Survival levels must be sorted in descending order, while the associated values must be sorted in ascending order.

Comparison with simulated data

Assume a virtual population where each individual produces a single event time (or an ordered outcome value).

Simulation results are provided as a numeric vector:

using Random
sim_times = randexp(1000)

Each simulated value is assigned to one of the survival intervals defined by the experimental data. The resulting interval counts are used to compute the mismatch.

To compute the loss, we can use the mismatch function:

loss = mismatch(sim_times, s_metric)

Mathematics

Let reported survival levels be

\[1 \ge s_1 > s_2 > \dots > s_m \ge 0\]

with corresponding ordered values

\[v_1 < v_2 < \dots < v_m.\]

These values define m+1 disjoint intervals:

\[(-\infty, v_1),\; [v_1, v_2),\; \dots,\; [v_m, +\infty).\]

The associated interval probabilities are derived as differences of successive survival levels:

\[p_1 = 1 - s_1,\quad p_i = s_{i-1} - s_i\; (i=2,\dots,m),\quad p_{m+1} = s_m.\]

For a virtual population of size N, simulated values produce counts

\[\vec{k} = (k_1, \dots, k_{m+1}), \quad \sum_i k_i = N.\]

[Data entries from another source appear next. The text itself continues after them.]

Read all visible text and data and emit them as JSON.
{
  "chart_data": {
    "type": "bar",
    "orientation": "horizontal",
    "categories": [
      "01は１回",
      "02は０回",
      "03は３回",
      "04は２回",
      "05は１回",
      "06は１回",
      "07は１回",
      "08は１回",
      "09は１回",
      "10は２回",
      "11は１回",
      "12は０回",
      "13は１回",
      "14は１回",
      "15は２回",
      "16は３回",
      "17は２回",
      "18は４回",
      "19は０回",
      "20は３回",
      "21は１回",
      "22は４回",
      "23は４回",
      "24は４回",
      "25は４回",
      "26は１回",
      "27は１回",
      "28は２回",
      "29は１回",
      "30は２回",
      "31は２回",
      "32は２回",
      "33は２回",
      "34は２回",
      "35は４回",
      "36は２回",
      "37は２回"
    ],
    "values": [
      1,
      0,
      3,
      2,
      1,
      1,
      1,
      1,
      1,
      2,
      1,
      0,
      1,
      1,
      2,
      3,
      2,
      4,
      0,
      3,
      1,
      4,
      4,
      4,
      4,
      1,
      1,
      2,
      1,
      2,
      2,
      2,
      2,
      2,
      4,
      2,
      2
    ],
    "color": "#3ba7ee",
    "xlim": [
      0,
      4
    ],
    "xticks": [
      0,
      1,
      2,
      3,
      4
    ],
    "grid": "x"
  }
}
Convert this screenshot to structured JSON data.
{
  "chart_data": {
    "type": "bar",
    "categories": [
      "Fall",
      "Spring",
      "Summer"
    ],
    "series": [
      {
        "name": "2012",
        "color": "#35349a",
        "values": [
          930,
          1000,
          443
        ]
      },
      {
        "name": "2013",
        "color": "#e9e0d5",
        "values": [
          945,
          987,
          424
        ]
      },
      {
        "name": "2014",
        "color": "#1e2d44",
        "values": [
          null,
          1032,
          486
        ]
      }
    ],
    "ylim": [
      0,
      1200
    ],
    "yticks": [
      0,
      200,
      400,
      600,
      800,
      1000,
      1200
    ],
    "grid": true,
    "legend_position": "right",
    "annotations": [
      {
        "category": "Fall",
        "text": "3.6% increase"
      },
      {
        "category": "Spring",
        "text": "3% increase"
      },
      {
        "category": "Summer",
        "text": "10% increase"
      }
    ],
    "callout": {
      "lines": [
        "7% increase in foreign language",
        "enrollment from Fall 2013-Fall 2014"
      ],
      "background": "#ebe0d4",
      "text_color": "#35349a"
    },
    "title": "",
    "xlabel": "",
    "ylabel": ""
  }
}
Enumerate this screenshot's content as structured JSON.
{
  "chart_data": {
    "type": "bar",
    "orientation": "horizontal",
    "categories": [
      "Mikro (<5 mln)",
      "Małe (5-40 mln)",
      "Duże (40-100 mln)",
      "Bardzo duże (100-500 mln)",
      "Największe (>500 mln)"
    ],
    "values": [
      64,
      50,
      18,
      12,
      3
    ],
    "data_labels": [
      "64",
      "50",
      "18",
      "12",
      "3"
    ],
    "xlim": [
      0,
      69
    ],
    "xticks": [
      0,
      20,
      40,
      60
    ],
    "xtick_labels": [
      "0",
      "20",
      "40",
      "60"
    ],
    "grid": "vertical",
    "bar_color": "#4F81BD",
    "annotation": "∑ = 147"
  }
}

Under this construction, interval counts follow a multinomial distribution. As in CategoryMetric and QuantileMetric, a Gaussian approximation of the multinomial likelihood is used, leading to the quadratic loss:

\[\Lambda \approx (\vec{k} - N\vec{p})^T \Sigma'^{-1} (\vec{k} - N\vec{p}),\]

where

\[\Sigma' = N (\mathrm{diag}(\vec{p}) - \vec{p}\vec{p}^T).\]

One interval is removed to eliminate linear dependence, and the reduced quadratic form is evaluated.

Practical notes

  • Survival information is treated as cumulative probability data, without assuming a specific hazard or time model.
  • The resulting loss is a Gaussian approximation of a likelihood and can be combined with other likelihood-based metrics.
  • The quadratic form enables use in optimization and mixed-integer quadratic programming workflows.